Google revealed today that it has discovered several fake digital certificates for some of its domains.
That’s bad, because any browser accessing these domains via transport layer security (TLS; the latest security protocol, and a successor to SSL) counts on a certificate in order to be sure that it’s connecting with the real McCoy, not some imposter.
In other words, that little “lock” icon and the https:// prefix in the URL that tells you that you’re accessing a legit Google site? Your browser puts that icon there when it trusts that the site is the correct one, based on the certificate it receives.
But if a certificate has been faked — and a trusted certificate authority vouches for that fake certificate — all bets are off.
Google wrote in a blog post earlier today:
On Friday, March 20th, we became aware of unauthorized digital certificates for several Google domains. The certificates were issued by an intermediate certificate authority apparently held by a company called MCS Holdings. This intermediate certificate was issued by CNNIC.
MCS is based in Egypt. CNNIC is based in China.

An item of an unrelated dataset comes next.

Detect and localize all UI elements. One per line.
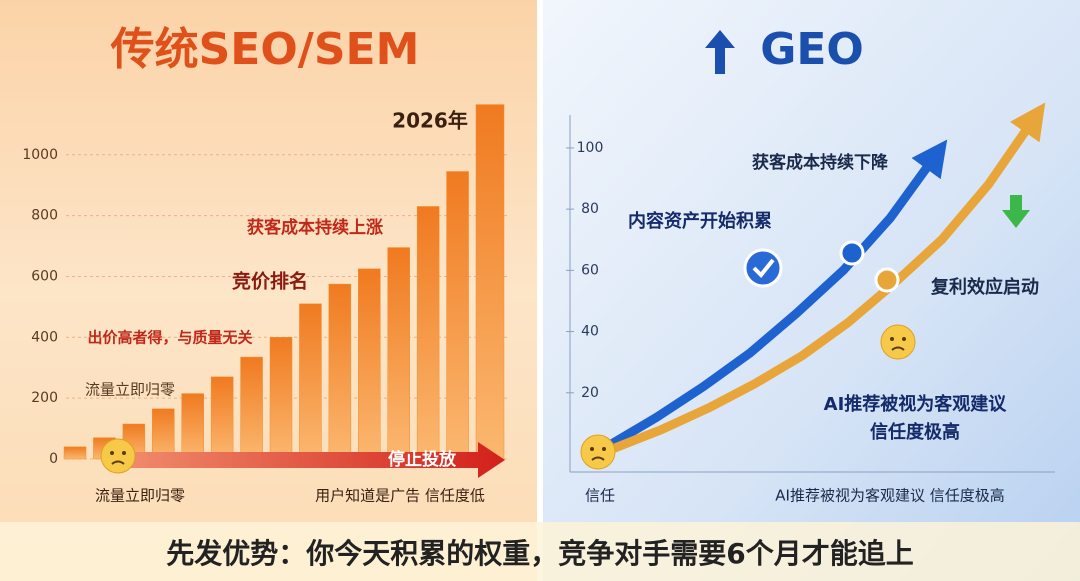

The potential impact of these fake certificates could be quite broad:
CNNIC is included in all major root stores and so the misissued certificates would be trusted by almost all browsers and operating systems.
There are a few exceptions:
Chrome on Windows, OS X, and Linux, ChromeOS, and Firefox 33 and greater would have rejected these certificates because of public-key pinning, although misissued certificates for other sites likely exist.
Google says it promptly alerted the certificate authority, CNNIC, after discovering the fakes. MCS appears to have flouted protocol and installed replacement certificates in a highly nonsecure manner.
Google pulls no punches in its assessment of the situation, calling it “a serious breach of the CA [certificate authority] system” and blaming CNNIC for having “delegated their substantial authority to an organization that was not fit to hold it.”
Do you need to worry? Probably not. While Google did not say which domains were affected, it noted that it has fixed the problem, that Chrome users do not need to take any further action, and that it is considering whether further responses are necessary.
It’s not clear whether Firefox, Internet Explorer, or Opera users face any risk. Ars Technica noted that Mozilla will be revoking the intermediate certificate for MCS in the upcoming version of Firefox, version 37, which should take care of the risk for Firefox users, as long as they upgrade.
We’re contacting Google for clarification.
Update: The headline of this story was updated to clarify that Google discovered the fake digital certificates, not that the company’s security was impacted.